Sure, Nintendo eventually relented and released the Circle Pad Pro, a huge dock for the system containing a second circle pad. But its clumsy design, leading gamers to dub it the ‘Frankenstick’, left a lot to be desired. On top of this, it isn’t easy to find in stores. I have yet to see one in person. The New 3DS is finally set to fix what the first 3DS redesign should have. A second analog stick is exactly what the 3DS needs as it improves its power and moves further into the 3D graphics world. Fortunately, because of the Frankenstick, there are already games such as Resident Evil: Revelations and Kid Icarus: Rising, which are set to accommodate the second stick. More importantly, the launch of Monster Hunger 4 and Xenoblade Chronicles, both huge 3D adventures coincide with the release of the New 3DS, thus making use of the long-needed nub.
Speaking of Xenoblade Chronicles, my biggest reason for upgrading to the New 3DS is the improved GPU. Nintendo has announced that there will be games released solely for the New 3DS. Normally, I wouldn’t care too much. After all, there were exclusive games for the DSi last generation. However, they are kicking it off with Xenoblade Chronicles, which was hands down, in my opinion, the single best game of last generation. Not only am I impressed that such a game can even fit on the 3DS, but I’m also keen to be able to play such a monster-sized game on the go. Some people have complained about being cut out due to the exclusive games. This is unfortunate, but ultimately good. It’s better than Nintendo make a redesign and upgrade the GPU rather than them release a brand new handheld. The latter decision would require everyone to buy a new system to play all games, rather than only a few.
In the end, hardware is unimportant.
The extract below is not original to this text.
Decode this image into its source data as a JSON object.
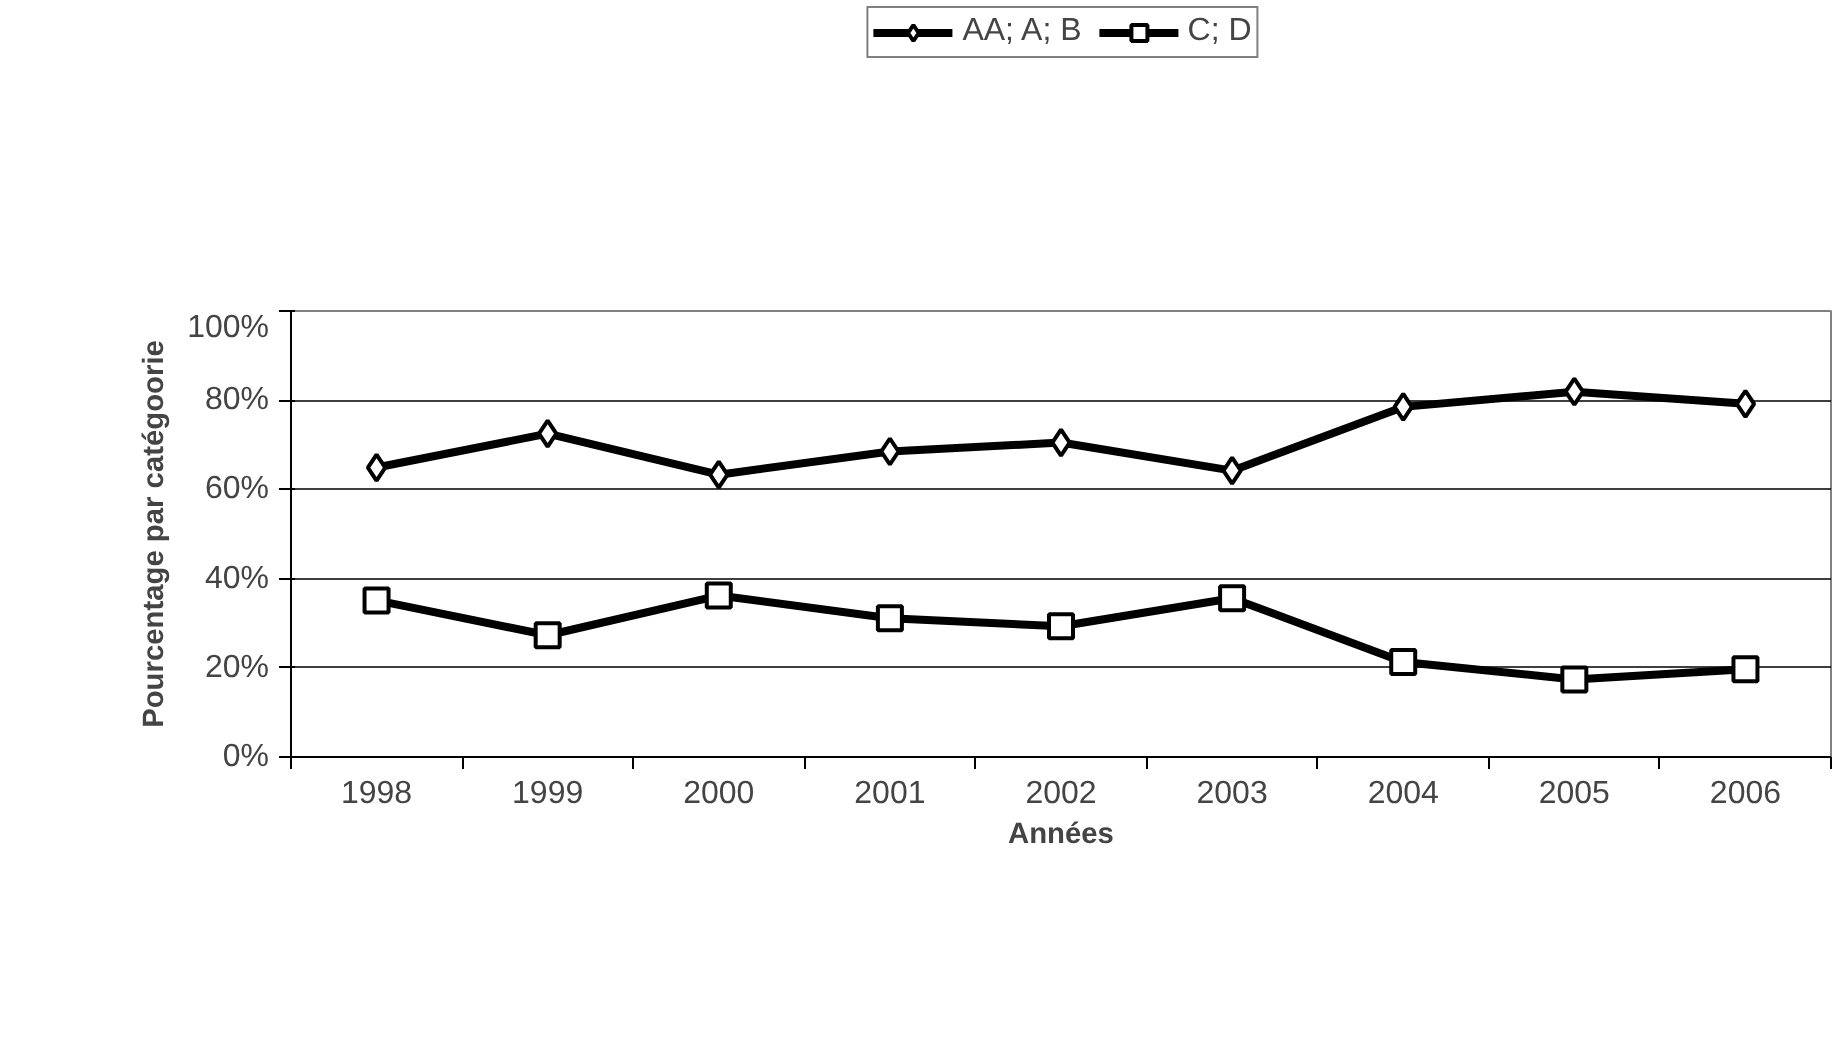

Games are what matters, and gamers will follow the games they want to whatever hardware has them. For example, I picked up the original Playstation solely because of Final Fantasy VII. Similarly, I purchased the Nintendo 64 for Ocarina of Time. People who cannot resist games such as Xenoblade Chronicles will be compelled to purchase the redesign. Is this bad for consumers? Of course not. In its current state, the 3DS cannot handle games of that magnitude. So, without the redesign, they wouldn’t exist. The only risk is that too many developers will take advantage of the new GPU and develop games almost exclusively for the New 3DS, thus forcing people to upgrade. However, in gaming, upgrading systems is a regular occurrence, and not particularly shocking.
The New 3DS is what I’ve always wanted the 3DS to be. With such a statement behind me, is there any doubt why I’m willing to make the plunge again? As I said, I’ve had a horse in every handheld generation to ever exist, and I can say without hyperbole that the 3DS is the best handheld ever made, with the best handheld games ever made. If Nintendo asks for a little more to unlock even more potential for this already amazing system, I don’t care. This is a system that has thrived on delivering the premier quality handheld experience. I think I’m willing to pay more to get more of that.